Oct 12
2018
The Practical Value of Active Shooter Training In Emergency Departments
By Leslie Sanchez, clinical educator, Children’s Medical Center in Dallas, Texas.
Active shooter training was initially seen as cumbersome and just “more training” to complete in our emergency department. However, after staff received the active shooter education which included statistics, active shooter profiles, videos of active shooters in action, and recorded interviews with victims and survivors from active shooter events, it made our staff realize the potential of it happening here in our facility.
Staff immediately recognized several ways that a shooter could not only enter the facility undetected, but could easily get access to various parts of the hospital with little to no effort. The second part of the active shooter training involved a functional exercise in the form of a simulation with various patient scenarios, actors and patients that would typically present to the emergency department. After the simulation, staff realized how difficult it is to not only walk away from your patients, but also from your peers, who quickly become your work family over the course of months and years and are the people you work with daily to save lives.
Many staff members voiced their inner turmoil of having to contemplate “RUN, HIDE, FIGHT” concepts and the idea of not taking their peers or patients with them when escaping danger. Staff were also surprised how they reacted when confronted with a hostile actor who held them at gunpoint or with a knife in hand. Some staff did not know how to react and they either stated they froze, decided to run away or grabbed items to fight the assailant, or did their best to hide in an area and barricaded doors with equipment and bed stretchers.

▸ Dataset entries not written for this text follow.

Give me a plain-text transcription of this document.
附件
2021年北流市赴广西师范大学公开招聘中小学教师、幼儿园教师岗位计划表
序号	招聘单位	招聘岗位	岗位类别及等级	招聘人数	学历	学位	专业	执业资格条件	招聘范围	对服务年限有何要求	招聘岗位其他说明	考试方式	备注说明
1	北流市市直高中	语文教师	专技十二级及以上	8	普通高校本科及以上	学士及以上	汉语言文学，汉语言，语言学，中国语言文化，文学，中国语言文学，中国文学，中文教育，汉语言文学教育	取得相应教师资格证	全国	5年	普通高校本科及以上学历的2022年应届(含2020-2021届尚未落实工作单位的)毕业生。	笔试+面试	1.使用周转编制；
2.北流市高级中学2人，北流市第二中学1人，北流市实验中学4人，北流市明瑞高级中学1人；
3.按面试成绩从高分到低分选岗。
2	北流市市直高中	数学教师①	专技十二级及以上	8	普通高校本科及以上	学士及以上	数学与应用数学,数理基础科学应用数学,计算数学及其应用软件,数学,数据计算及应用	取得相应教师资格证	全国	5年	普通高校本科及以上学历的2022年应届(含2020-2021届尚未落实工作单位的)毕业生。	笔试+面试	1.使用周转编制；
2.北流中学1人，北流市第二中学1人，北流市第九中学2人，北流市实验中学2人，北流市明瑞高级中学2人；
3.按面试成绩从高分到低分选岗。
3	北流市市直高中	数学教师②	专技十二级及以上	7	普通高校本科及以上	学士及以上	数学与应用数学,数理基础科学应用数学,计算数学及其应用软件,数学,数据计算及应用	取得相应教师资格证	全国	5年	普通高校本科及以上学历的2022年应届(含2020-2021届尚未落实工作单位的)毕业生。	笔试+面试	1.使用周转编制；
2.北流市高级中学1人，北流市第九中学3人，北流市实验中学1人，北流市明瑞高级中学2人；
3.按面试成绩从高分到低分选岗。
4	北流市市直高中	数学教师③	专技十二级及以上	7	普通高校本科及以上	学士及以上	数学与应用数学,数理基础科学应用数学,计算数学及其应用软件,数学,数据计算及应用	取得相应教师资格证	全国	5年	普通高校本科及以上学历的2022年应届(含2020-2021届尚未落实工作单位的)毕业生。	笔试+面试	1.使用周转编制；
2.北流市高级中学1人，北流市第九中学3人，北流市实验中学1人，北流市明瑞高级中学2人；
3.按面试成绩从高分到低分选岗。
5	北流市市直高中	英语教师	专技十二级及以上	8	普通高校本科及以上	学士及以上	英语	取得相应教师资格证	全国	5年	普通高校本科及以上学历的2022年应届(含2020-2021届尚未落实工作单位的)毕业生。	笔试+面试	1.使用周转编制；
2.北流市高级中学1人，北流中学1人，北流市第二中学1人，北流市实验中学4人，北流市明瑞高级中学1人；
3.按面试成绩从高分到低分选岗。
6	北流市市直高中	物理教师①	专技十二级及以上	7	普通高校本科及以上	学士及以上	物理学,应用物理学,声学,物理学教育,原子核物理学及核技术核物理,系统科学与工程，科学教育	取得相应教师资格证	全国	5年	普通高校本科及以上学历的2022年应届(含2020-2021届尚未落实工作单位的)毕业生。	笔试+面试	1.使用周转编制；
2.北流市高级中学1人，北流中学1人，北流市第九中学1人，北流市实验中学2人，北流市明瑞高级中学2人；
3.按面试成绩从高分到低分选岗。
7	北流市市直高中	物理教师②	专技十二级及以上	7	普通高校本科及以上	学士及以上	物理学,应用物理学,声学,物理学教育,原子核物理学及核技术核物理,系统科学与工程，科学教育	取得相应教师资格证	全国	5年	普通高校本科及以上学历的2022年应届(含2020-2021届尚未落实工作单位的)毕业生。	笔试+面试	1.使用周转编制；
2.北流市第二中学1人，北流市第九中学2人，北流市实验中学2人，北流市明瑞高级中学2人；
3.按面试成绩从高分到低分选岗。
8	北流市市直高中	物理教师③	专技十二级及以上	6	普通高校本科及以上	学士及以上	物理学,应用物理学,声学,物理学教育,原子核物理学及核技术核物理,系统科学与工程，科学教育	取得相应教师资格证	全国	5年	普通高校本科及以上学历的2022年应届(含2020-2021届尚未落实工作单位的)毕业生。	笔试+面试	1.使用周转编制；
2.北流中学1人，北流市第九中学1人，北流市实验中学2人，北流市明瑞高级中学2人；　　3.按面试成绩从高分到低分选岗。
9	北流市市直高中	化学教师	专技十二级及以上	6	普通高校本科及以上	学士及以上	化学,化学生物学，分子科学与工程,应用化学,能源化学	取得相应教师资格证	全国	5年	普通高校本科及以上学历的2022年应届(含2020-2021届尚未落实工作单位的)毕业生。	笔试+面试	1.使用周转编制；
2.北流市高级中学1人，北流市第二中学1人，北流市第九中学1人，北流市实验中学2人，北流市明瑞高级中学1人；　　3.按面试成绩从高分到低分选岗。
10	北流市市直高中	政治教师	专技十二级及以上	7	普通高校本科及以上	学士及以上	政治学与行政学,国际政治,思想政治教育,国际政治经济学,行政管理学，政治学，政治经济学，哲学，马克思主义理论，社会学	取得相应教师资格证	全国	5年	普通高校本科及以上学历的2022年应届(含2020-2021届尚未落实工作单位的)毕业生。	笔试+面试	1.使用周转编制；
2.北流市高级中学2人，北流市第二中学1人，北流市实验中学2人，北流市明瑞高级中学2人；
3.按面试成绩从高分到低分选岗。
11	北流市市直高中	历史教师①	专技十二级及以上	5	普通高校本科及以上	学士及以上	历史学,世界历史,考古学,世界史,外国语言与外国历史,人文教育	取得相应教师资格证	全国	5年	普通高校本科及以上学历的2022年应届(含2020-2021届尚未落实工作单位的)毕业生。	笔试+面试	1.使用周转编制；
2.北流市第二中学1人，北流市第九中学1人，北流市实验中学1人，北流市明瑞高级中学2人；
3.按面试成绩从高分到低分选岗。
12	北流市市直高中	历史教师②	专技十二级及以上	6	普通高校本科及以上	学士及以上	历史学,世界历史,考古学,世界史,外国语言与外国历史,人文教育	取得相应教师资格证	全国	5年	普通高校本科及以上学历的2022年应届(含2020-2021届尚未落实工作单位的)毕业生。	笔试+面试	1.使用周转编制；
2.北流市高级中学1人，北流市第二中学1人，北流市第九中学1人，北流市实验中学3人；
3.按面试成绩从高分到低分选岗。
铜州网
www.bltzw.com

They also, at times, did not know what to say to the parents or patients in the room and had a hard time being direct when asking them not to cry or yell for help because of the absolute need to remain quiet, turn off the lights and to hold the door with force in case the assailant was nearby.
Each scenario played out differently and it amazed me how quick staff reacted to the aggressive actor with a gun or knife. There were times staff watched and waited for the active shooter to present themselves, while other times staff didn’t even notice that the shooter was “shooting people” in the room next door to them. Some staff thought we had simulated gun shots and swear they heard gun shots, which were never simulated. After the simulation, staff continued to share concerns about their safety in the ER and how they could be more proactive in their own safety by being vigilant about people roaming our hospital without proper identification.
They also continued to escalate and voice concerns to our leadership team about additional safety measure they believe should occur at the front entrance and ambulance bay when patients are brought into our department. Other staff talked about their heightened overall awareness in public areas after our training and how they now pay attention to their exits, who is around them and any behavior that is out of character.